Any professional involved in the valuation of private capital investments will agree that the International Private Equity and Venture Capital Valuation (IPEV) guidelines are an essential resource. Widely recognized as the industry standard for private capital valuation, these guidelines (issued by the IPEV board) and their recommendations have been adopted by many of the world's leading private equity and venture capital firms.
In December 2022, the board released a new set of guidelines, replacing those from 2018. So, what exactly has changed? Join as we take you through 10 key updates and the best course of action to ensure you’re all caught up!
1. Valuing early-stage companies
The revised guidelines emphasize that the headline valuation amount rarely takes into consideration the different rights and preferences of all the share classes, each of which have different risk and return expectations.
Qualitative factors such as actual versus budget performance metrics, cash burn rate, market acceptance of product/service, company strategy, the timing of the next financing round, exit timing and exit strategy should be considered. The fair value approach should consider the most likely exit strategy.
Take action:
Use multiple valuation methods to corroborate the value of early-stage companies (taking into account qualitative factors and adjustments for different rights of various classes of shares).
2. Valuing debt investments
In non-actively traded markets, the par value should not be considered fair value, even if there is sufficient enterprise value to cover the liability.
Take action
Base discounted cash flow (DCF) valuation on outflows per the repayment schedule, discounted with risk-free rate and credit spread (calculated based on a yield analysis).

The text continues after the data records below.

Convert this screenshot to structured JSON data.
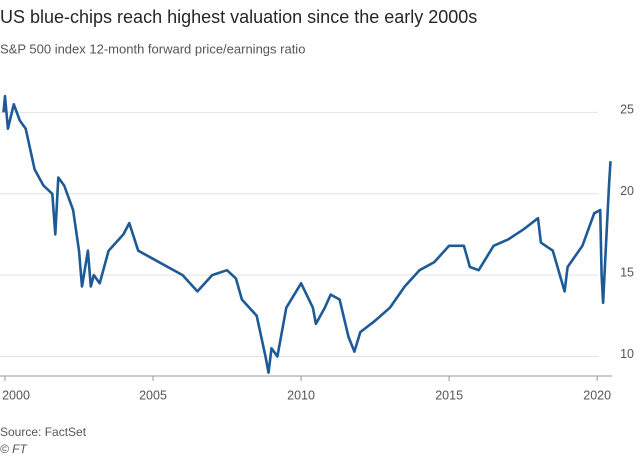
{
  "chart_data": {
    "type": "line",
    "title": "US blue-chips reach highest valuation since the early 2000s",
    "subtitle": "S&P 500 index 12-month forward price/earnings ratio",
    "source": "Source: FactSet",
    "credit": "© FT",
    "x": [
      1999.95,
      2000.0,
      2000.1,
      2000.3,
      2000.5,
      2000.7,
      2001.0,
      2001.3,
      2001.6,
      2001.7,
      2001.8,
      2002.0,
      2002.3,
      2002.5,
      2002.6,
      2002.8,
      2002.9,
      2003.0,
      2003.2,
      2003.5,
      2004.0,
      2004.2,
      2004.5,
      2005.0,
      2005.5,
      2006.0,
      2006.5,
      2007.0,
      2007.5,
      2007.8,
      2008.0,
      2008.5,
      2008.8,
      2008.9,
      2009.0,
      2009.2,
      2009.5,
      2010.0,
      2010.4,
      2010.5,
      2010.8,
      2011.0,
      2011.3,
      2011.6,
      2011.8,
      2012.0,
      2012.5,
      2013.0,
      2013.5,
      2014.0,
      2014.5,
      2015.0,
      2015.5,
      2015.7,
      2016.0,
      2016.5,
      2017.0,
      2017.5,
      2018.0,
      2018.1,
      2018.5,
      2018.9,
      2019.0,
      2019.5,
      2019.9,
      2020.1,
      2020.15,
      2020.2,
      2020.3,
      2020.4,
      2020.45
    ],
    "series": [
      {
        "name": "S&P 500 forward P/E",
        "color": "#1d5a96",
        "values": [
          25.0,
          26.0,
          24.0,
          25.5,
          24.5,
          24.0,
          21.5,
          20.5,
          20.0,
          17.5,
          21.0,
          20.5,
          19.0,
          16.5,
          14.3,
          16.5,
          14.3,
          15.0,
          14.5,
          16.5,
          17.5,
          18.2,
          16.5,
          16.0,
          15.5,
          15.0,
          14.0,
          15.0,
          15.3,
          14.8,
          13.5,
          12.5,
          10.0,
          9.0,
          10.5,
          10.0,
          13.0,
          14.5,
          13.0,
          12.0,
          13.0,
          13.8,
          13.5,
          11.2,
          10.3,
          11.5,
          12.2,
          13.0,
          14.3,
          15.3,
          15.8,
          16.8,
          16.8,
          15.5,
          15.3,
          16.8,
          17.2,
          17.8,
          18.5,
          17.0,
          16.5,
          14.0,
          15.5,
          16.8,
          18.8,
          19.0,
          15.0,
          13.3,
          17.0,
          20.5,
          22.0
        ]
      }
    ],
    "xlim": [
      1999.9,
      2020.5
    ],
    "xticks": [
      2000,
      2005,
      2010,
      2015,
      2020
    ],
    "ylim": [
      8.8,
      26.5
    ],
    "yticks": [
      10,
      15,
      20,
      25
    ],
    "grid": true
  }
}
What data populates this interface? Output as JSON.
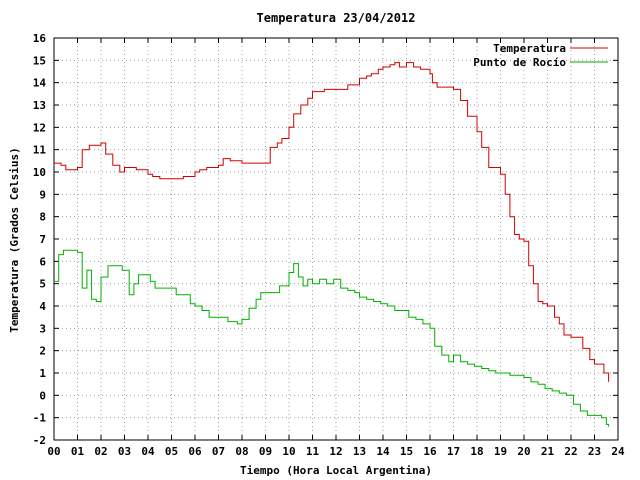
{
  "chart_data": {
    "type": "line",
    "title": "Temperatura 23/04/2012",
    "xlabel": "Tiempo (Hora Local Argentina)",
    "ylabel": "Temperatura (Grados Celsius)",
    "xlim": [
      0,
      24
    ],
    "ylim": [
      -2,
      16
    ],
    "grid": true,
    "legend_position": "top-right",
    "x_ticks": [
      "00",
      "01",
      "02",
      "03",
      "04",
      "05",
      "06",
      "07",
      "08",
      "09",
      "10",
      "11",
      "12",
      "13",
      "14",
      "15",
      "16",
      "17",
      "18",
      "19",
      "20",
      "21",
      "22",
      "23",
      "24"
    ],
    "y_ticks": [
      -2,
      -1,
      0,
      1,
      2,
      3,
      4,
      5,
      6,
      7,
      8,
      9,
      10,
      11,
      12,
      13,
      14,
      15,
      16
    ],
    "series": [
      {
        "name": "Temperatura",
        "color": "#d00000",
        "x": [
          0.0,
          0.3,
          0.5,
          1.0,
          1.2,
          1.5,
          2.0,
          2.2,
          2.5,
          2.8,
          3.0,
          3.2,
          3.5,
          4.0,
          4.2,
          4.5,
          5.0,
          5.5,
          6.0,
          6.2,
          6.5,
          7.0,
          7.2,
          7.5,
          8.0,
          8.5,
          9.0,
          9.2,
          9.5,
          9.7,
          10.0,
          10.2,
          10.5,
          10.8,
          11.0,
          11.5,
          12.0,
          12.5,
          13.0,
          13.3,
          13.5,
          13.8,
          14.0,
          14.3,
          14.5,
          14.7,
          15.0,
          15.3,
          15.6,
          16.0,
          16.1,
          16.3,
          16.5,
          16.7,
          17.0,
          17.3,
          17.6,
          17.8,
          18.0,
          18.2,
          18.5,
          18.8,
          19.0,
          19.2,
          19.4,
          19.6,
          19.8,
          20.0,
          20.2,
          20.4,
          20.6,
          20.8,
          21.0,
          21.3,
          21.5,
          21.7,
          22.0,
          22.2,
          22.5,
          22.8,
          23.0,
          23.2,
          23.4,
          23.6
        ],
        "y": [
          10.4,
          10.3,
          10.1,
          10.2,
          11.0,
          11.2,
          11.3,
          10.8,
          10.3,
          10.0,
          10.2,
          10.2,
          10.1,
          9.9,
          9.8,
          9.7,
          9.7,
          9.8,
          10.0,
          10.1,
          10.2,
          10.3,
          10.6,
          10.5,
          10.4,
          10.4,
          10.4,
          11.1,
          11.3,
          11.5,
          12.0,
          12.6,
          13.0,
          13.3,
          13.6,
          13.7,
          13.7,
          13.9,
          14.2,
          14.3,
          14.4,
          14.6,
          14.7,
          14.8,
          14.9,
          14.7,
          14.9,
          14.7,
          14.6,
          14.4,
          14.0,
          13.8,
          13.8,
          13.8,
          13.7,
          13.2,
          12.5,
          12.5,
          11.8,
          11.1,
          10.2,
          10.2,
          9.9,
          9.0,
          8.0,
          7.2,
          7.0,
          6.9,
          5.8,
          5.0,
          4.2,
          4.1,
          4.0,
          3.5,
          3.2,
          2.7,
          2.6,
          2.6,
          2.1,
          1.6,
          1.4,
          1.4,
          1.0,
          0.6
        ]
      },
      {
        "name": "Punto de Rocío",
        "color": "#00b000",
        "x": [
          0.0,
          0.2,
          0.4,
          0.8,
          1.0,
          1.2,
          1.4,
          1.6,
          1.8,
          2.0,
          2.3,
          2.6,
          2.9,
          3.2,
          3.4,
          3.6,
          3.9,
          4.1,
          4.3,
          4.6,
          4.9,
          5.2,
          5.5,
          5.8,
          6.0,
          6.3,
          6.6,
          7.0,
          7.4,
          7.8,
          8.0,
          8.3,
          8.6,
          8.8,
          9.0,
          9.3,
          9.6,
          9.8,
          10.0,
          10.2,
          10.4,
          10.6,
          10.8,
          11.0,
          11.3,
          11.6,
          11.9,
          12.2,
          12.5,
          12.8,
          13.0,
          13.3,
          13.6,
          13.9,
          14.2,
          14.5,
          14.8,
          15.1,
          15.4,
          15.7,
          16.0,
          16.2,
          16.5,
          16.8,
          17.0,
          17.3,
          17.6,
          17.9,
          18.2,
          18.5,
          18.8,
          19.1,
          19.4,
          19.7,
          20.0,
          20.3,
          20.6,
          20.9,
          21.2,
          21.5,
          21.8,
          22.1,
          22.4,
          22.7,
          23.0,
          23.3,
          23.5,
          23.6
        ],
        "y": [
          5.1,
          6.3,
          6.5,
          6.5,
          6.4,
          4.8,
          5.6,
          4.3,
          4.2,
          5.3,
          5.8,
          5.8,
          5.6,
          4.5,
          5.0,
          5.4,
          5.4,
          5.1,
          4.8,
          4.8,
          4.8,
          4.5,
          4.5,
          4.1,
          4.0,
          3.8,
          3.5,
          3.5,
          3.3,
          3.2,
          3.4,
          3.9,
          4.3,
          4.6,
          4.6,
          4.6,
          4.9,
          4.9,
          5.5,
          5.9,
          5.3,
          4.9,
          5.2,
          5.0,
          5.2,
          5.0,
          5.2,
          4.8,
          4.7,
          4.6,
          4.4,
          4.3,
          4.2,
          4.1,
          4.0,
          3.8,
          3.8,
          3.5,
          3.4,
          3.2,
          3.0,
          2.2,
          1.8,
          1.5,
          1.8,
          1.5,
          1.4,
          1.3,
          1.2,
          1.1,
          1.0,
          1.0,
          0.9,
          0.9,
          0.8,
          0.6,
          0.5,
          0.3,
          0.2,
          0.1,
          0.0,
          -0.4,
          -0.7,
          -0.9,
          -0.9,
          -1.0,
          -1.3,
          -1.4
        ]
      }
    ]
  }
}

3. Distressed or dislocated markets and transactions due to geopolitical, macroeconomic or other significant global or local events
So, what needs to be done? Several things: Analyze the operational environment, closely assess maintainable earnings, account for impact of market conditions on cash balances, and consider one-time cash demands including a possible covenant breach due to reduced cash flow.
In the case of distressed transactions, individual transactions should be ‘orderly’ to ensure that they are indicative of fair value.
Take action
Valuation techniques such as scenario analysis are likely to be necessary.
Use the income approach. That means carrying out DCF valuation with scenario analysis based on risk-adjusted cash flows, discounted by the corresponding risk-adjusted discount rate (including additional risk factors not captured within the cash flows).
4. Known and knowable information
The updated guidelines emphasize incorporating all known or knowable information that is available — or would easily be available — through inquiry or due diligence as of the measurement date. Transactions anticipated to sign or close after the measurement date may also indicate an estimate of fair value at the measurement date. The timing of a transaction closing or signing should be considered when making judgments about what was known or knowable at the measurement date.
Take action
Gather relevant information, including information on macro-economic uncertainties and investment specific uncertainties at the measurement date.